I found the cram test infrastructure good for testing. Each test scenario is a self-contained shell script with expected output, making it easy to document and verify exact recompilation behavior. It inspires confidence in the code.

The maintainers have been responsive and the review process, while slowed by thoroughness, is collaborative and professional. Thank you, maintainers!

It does now: GitHub Stacked PRs | GitHub Stacked PRs

Fascinating report! I am curious about the efficiency impact of repeated transitive-closure computations. Can you link to the CI benchmark reports and the discussions of the efficiency cost?

I would assume that it is reasonably easy to cache transitive dependency computations. In particular, if a module A depends on C and D, you don’t need to compute the closure of {C, D}, you can compute the closure of C and the closure of D, and union them. Then if B depends on D and E, all the work computing the closure of D can be shared. You need to compute dependency closure at most once per dependency, so intuitively it should be the same amount of work to compute dependencies of a whole library (set of modules) or compute dependencies of each of its modules separately.

Welcome to dune development and many thanks for your PRs!

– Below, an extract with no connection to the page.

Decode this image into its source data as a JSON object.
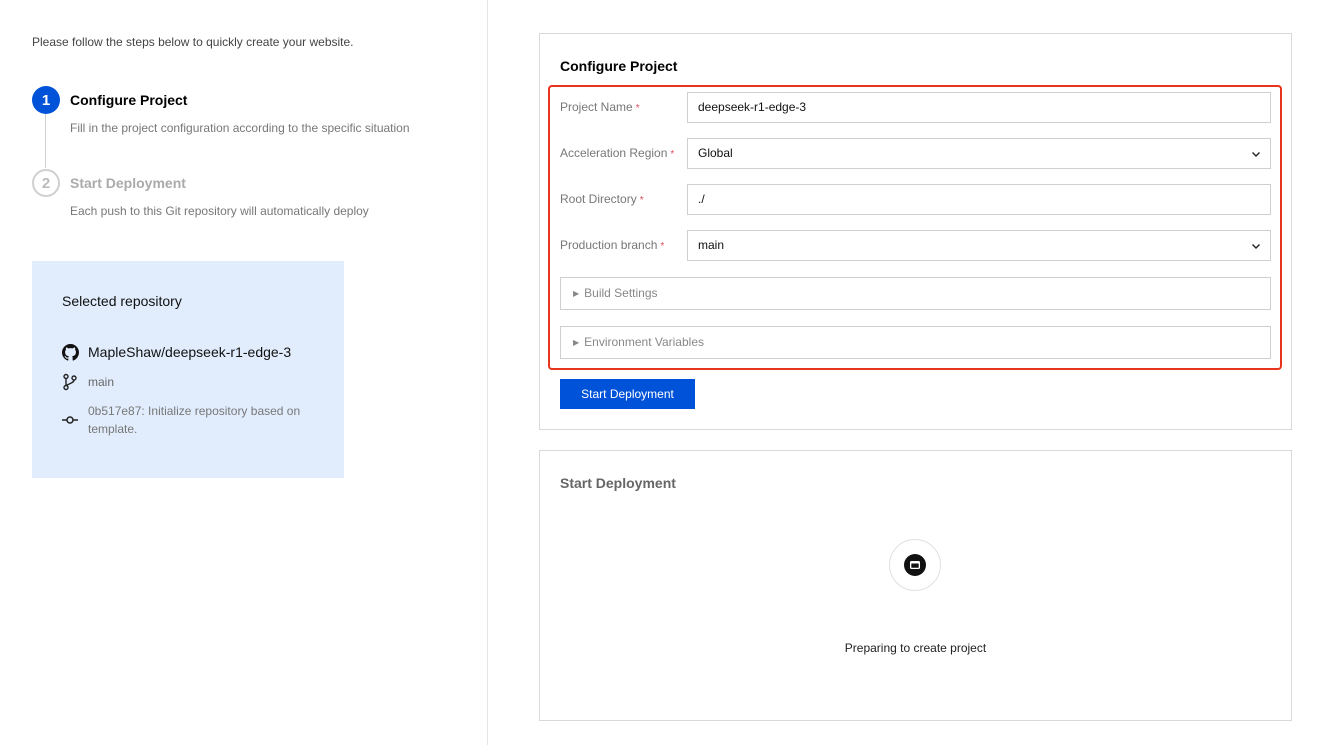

It’s very discrete because it’s generally green, but the CI also ran ocaml-benchmarks on your PRs This is most likely where the 70% regression on null builds was observed: CI benchmarks for #4572 (4s to 7s on dune codebase itself for null builds, no changes for clean builds).

As noted by @rgrinberg, we’ll need to fix this regression before being able to merge your PRs: A null build (= no changes) roughly measures the minimum amount of analysis that dune needs to do to realize that there’s nothing to do (!)… so in their current state, the PRs would make every build slower to enable an optimization that doesn’t save as much time in general (*). Fortunately @gasche 's insight is spot on! (Currently the transitive closures are recomputed from scratch for every module, with no reuse of the redundant work… I’m hopeful that we can fix it!)

(*) @rgrinberg gave an example of two modules where we would have expected a speedup, one depending on a “slow” library that takes a lot of time to build and the other depending on a “fast” library. Before your PRs, observing the build on two cores would have looked like:

CPU1: [build slow library .......] -> [build use_slow.ml .....]
CPU2: [build fast lib]             -> [build use_fast.ml] (waiting for "slow")

With the more precise analysis of library dependencies per module, the build of use_fast.ml doesn’t need to wait for the slow library to finish building:

CPU1: [build slow library .......] -> [build use_slow.ml .....] |
CPU2: [build fast lib] -> [build use_fast.ml]                   |
                                                                | build done!

So sadly, given the pre-existing opportunities for build concurrency, the total build time remains the same in this example. But we are still interested by this optim because it does improve the build graph with more opportunities for concurrency and caching! Concretely in the example, it would speedup things if use_fast.ml was the one with a slow compile time; and on an incremental change to the “fast” lib, skipping the use_slow.ml unnecessary rebuild would also be more efficient

Thanks, @art-w and @gasche for your ideas. Yes, this re-computation of closures is inefficient and @rgrinberg has already produced a commit that I have cherry-picked into the 14116 branch. It seems to make a difference, but not by much (6.6 seconds null build versus 4.0 on ‘main’). The investigation continues (and the discussion remains on GitHub).

Yeah, this is probably the main issue with scaling this optimization to larger workspaces. In fact, even without this optimization, this is an area that dune handles poorly. This optimization just exposes this weakness more.

Note that this work is not yet merged, nor necessarily guaranteed to merge. It surfaces problems that must first be addressed, or at least understood.

Does Dune detect that a file is unchanged based on a hash or file attributes and can re-use dependency information?

Yes, all 3. It uses file modification time to decide whether other changes must be checked for. It uses hashes to confirm change and to enable early cut-off. It re-uses dependency information across runs by caching dependency information.